BrainStorm reprend formellement ainsi, à la fois, le souffle et l’animation textuelle de ces deux réalisations. Cela dit, depuis près de quinze ans, mon travail artistique met l’accent sur le rôle du corps dans la lecture de l’œuvre d’art que ce soit par la respiration, le toucher ou la marche. La construction instable et graduelle de l’image ou du texte y correspond tout autant. Un autre facteur importe aussi. Le contexte de diffusion de l’œuvre est pris en considération. Pour Radicaux libres l’environnement architectural et symbolique de la Bibliothèque. Pour À portée de souffle, l’univers de l’affichage publicitaire est traité ironiquement en faisant un clin d’œil à la consommation. La démarche de création de BrainStorm répondait donc directement au contexte de la Biennale, mais poursuivait aussi des lignes directrices d’œuvres antérieures.

De la configuration scénographique de BrainStorm au corps à corps avec l’anémomètre 

BrainStorm, 2011 © photo de Jean Dubois

L. B. : Les éléments architecturaux comme les portes, calorifères, tuyaux, prises électriques etc. font partie prenante de l’œuvre, lit-on dans les textes de présentation. Serait-ce au niveau de la texture de surface de projection ou dans une nécessité technique et artistique plus sophistiquée que vous utilisez ces éléments? Comment ces éléments s’intègrent dans la programmation et dans la projection? Quelles sont les raisons qui vous amènent, à accroître l’écran vertical des murs en investissant l’horizontalité du sol. Cela modifie l’œuvre d’art non plus dans l’espace de son cadre, mais dans celui du lieu public où le visiteur circule et la transforme à partir d’un mode idle comme vous dîtes ou d’un mode interactif automatique.

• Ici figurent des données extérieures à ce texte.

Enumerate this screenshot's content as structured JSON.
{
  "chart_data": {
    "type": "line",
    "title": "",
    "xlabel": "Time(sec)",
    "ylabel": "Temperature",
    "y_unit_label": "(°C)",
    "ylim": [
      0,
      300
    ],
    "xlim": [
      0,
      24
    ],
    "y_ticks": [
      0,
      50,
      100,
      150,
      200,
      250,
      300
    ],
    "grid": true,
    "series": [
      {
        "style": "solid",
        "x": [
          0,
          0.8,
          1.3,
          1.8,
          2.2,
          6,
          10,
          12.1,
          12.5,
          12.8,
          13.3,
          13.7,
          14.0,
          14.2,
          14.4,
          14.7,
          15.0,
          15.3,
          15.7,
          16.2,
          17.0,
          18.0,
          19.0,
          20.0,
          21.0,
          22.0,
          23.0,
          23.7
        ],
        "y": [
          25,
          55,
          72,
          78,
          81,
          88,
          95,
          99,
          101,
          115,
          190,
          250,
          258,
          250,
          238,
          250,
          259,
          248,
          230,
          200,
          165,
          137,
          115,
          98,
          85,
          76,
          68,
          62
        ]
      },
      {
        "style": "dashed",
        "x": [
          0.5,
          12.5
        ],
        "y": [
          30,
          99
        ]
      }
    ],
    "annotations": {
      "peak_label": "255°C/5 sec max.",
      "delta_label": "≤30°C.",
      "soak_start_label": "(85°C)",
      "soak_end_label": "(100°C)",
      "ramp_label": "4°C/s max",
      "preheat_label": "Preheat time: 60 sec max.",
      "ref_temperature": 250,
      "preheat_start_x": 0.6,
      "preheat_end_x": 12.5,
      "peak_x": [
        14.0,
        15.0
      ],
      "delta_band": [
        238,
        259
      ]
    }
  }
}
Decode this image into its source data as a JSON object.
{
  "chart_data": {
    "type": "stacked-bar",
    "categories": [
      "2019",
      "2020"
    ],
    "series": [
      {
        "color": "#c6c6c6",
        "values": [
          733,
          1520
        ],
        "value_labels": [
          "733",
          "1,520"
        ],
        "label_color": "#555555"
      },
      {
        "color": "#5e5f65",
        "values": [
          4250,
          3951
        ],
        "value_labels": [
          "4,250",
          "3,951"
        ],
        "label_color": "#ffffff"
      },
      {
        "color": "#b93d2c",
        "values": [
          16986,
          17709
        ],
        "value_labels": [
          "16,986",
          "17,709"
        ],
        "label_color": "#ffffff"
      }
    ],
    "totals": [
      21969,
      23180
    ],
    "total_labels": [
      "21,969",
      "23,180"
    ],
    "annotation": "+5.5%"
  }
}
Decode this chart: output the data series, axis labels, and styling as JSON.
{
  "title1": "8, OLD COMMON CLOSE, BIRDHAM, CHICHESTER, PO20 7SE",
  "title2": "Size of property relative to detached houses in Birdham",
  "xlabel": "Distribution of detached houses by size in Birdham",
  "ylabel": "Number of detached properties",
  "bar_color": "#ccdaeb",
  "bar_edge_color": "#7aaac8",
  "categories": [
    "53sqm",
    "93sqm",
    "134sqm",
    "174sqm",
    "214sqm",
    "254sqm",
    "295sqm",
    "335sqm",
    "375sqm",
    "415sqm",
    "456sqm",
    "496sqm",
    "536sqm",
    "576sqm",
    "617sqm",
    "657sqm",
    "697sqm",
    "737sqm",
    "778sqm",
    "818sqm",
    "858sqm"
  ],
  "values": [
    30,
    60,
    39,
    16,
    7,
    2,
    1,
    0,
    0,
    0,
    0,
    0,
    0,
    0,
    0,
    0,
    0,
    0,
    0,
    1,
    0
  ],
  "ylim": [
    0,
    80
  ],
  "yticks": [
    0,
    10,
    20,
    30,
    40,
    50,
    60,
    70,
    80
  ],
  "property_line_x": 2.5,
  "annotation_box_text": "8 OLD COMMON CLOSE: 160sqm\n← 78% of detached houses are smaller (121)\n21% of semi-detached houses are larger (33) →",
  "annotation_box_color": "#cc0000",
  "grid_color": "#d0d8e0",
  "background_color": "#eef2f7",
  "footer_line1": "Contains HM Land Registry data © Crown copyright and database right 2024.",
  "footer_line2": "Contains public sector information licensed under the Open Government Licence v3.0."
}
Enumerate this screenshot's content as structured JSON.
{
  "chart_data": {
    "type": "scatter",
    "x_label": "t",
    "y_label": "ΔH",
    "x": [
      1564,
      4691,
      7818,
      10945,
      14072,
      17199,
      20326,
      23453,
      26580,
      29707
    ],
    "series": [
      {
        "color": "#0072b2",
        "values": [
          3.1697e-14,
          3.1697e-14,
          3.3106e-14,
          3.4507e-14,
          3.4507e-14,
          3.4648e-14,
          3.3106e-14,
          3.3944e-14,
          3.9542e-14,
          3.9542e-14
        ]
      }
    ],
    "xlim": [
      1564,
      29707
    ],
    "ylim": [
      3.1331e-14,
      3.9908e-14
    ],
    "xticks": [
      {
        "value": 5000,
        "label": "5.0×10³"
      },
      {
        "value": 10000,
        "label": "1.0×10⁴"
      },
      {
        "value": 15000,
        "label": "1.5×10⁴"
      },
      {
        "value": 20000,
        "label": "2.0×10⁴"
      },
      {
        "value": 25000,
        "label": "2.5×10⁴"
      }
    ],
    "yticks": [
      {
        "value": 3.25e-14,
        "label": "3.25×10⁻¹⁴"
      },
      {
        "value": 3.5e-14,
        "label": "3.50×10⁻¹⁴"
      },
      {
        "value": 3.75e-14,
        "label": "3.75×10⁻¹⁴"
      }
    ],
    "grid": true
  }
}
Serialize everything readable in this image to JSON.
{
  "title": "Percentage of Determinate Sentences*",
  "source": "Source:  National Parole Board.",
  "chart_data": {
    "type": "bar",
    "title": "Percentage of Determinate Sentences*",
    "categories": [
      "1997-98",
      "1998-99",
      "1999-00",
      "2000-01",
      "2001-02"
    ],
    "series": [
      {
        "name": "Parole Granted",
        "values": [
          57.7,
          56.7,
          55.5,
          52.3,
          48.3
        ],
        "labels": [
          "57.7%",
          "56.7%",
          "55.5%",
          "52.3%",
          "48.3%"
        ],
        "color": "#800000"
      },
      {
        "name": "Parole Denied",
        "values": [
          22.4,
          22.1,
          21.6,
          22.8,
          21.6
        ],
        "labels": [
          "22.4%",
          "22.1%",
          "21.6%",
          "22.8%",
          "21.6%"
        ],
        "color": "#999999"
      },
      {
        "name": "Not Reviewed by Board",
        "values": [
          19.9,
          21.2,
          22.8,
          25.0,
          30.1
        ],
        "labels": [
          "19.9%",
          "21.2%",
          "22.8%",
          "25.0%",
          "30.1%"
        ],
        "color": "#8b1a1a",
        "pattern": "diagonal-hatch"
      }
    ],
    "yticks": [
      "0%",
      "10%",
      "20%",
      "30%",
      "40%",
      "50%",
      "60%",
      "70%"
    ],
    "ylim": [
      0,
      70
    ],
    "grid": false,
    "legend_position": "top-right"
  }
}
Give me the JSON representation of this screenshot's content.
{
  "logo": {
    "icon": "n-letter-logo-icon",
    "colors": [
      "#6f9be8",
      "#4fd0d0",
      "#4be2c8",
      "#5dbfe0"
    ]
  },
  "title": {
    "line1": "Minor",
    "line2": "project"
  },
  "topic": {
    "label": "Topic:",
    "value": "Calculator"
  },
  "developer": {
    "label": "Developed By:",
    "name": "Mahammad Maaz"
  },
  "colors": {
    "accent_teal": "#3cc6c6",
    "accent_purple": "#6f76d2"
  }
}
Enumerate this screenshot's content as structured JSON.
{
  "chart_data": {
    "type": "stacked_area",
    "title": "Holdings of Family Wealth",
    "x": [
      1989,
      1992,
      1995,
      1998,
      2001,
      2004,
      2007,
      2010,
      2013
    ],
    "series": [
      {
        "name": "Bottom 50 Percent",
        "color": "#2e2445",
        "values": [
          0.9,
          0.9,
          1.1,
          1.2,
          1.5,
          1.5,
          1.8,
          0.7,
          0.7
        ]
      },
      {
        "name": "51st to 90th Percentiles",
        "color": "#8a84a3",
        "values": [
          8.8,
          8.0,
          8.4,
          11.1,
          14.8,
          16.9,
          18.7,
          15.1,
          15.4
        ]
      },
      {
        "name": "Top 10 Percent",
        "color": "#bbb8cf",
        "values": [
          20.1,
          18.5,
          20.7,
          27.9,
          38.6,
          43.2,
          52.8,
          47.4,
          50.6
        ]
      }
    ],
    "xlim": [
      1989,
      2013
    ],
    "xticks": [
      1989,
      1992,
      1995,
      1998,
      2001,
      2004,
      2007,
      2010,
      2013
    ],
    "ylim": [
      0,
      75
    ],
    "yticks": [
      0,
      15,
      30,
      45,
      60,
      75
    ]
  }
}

J. D. : Les éléments architecturaux sont intégrés que partiellement. L’installation comporte huit projections partiellement superposées. Certaines permettent aux lettres de rebondir sur certaines arêtes des murs tandis que d’autres les font traverser de bord en bord ou d’une surface à l’autre. L’interaction physique avec l’espace n’est pas toujours évidente à percevoir dans l’agitation de la composition générale. Bien que l’on puisse sentir intuitivement une certaine forme de cohérence, il est difficile de l’examiner attentivement en constatant chaque élément ou comportement. Cela contribue sans doute à maintenir l’intérêt de l’observation sinon à suggérer une forme de fascination spontanée.

L’irrégularité du jeu des projections est importante, car il permet d’immerger le spectateur dans un univers de turbulences qui ne se laisse pas décortiquer rapidement. Les projections sont d’ailleurs obliques, se laissent chevaucher et ne respectent pas un axe d’éclairement perpendiculaire comme il se doit. Tout est plus ou moins croche. Si on y regarde de plus près, l’assemblage adopte approximativement les principes de la composition cubiste. Les perspectives sont faussées, les raccords d’une projection à l’autre sont discontinus et l’ensemble est relativement fragmenté. La notion de cadre si cher à la tradition du cinéma ou de la télévision est tout à fait bousculée.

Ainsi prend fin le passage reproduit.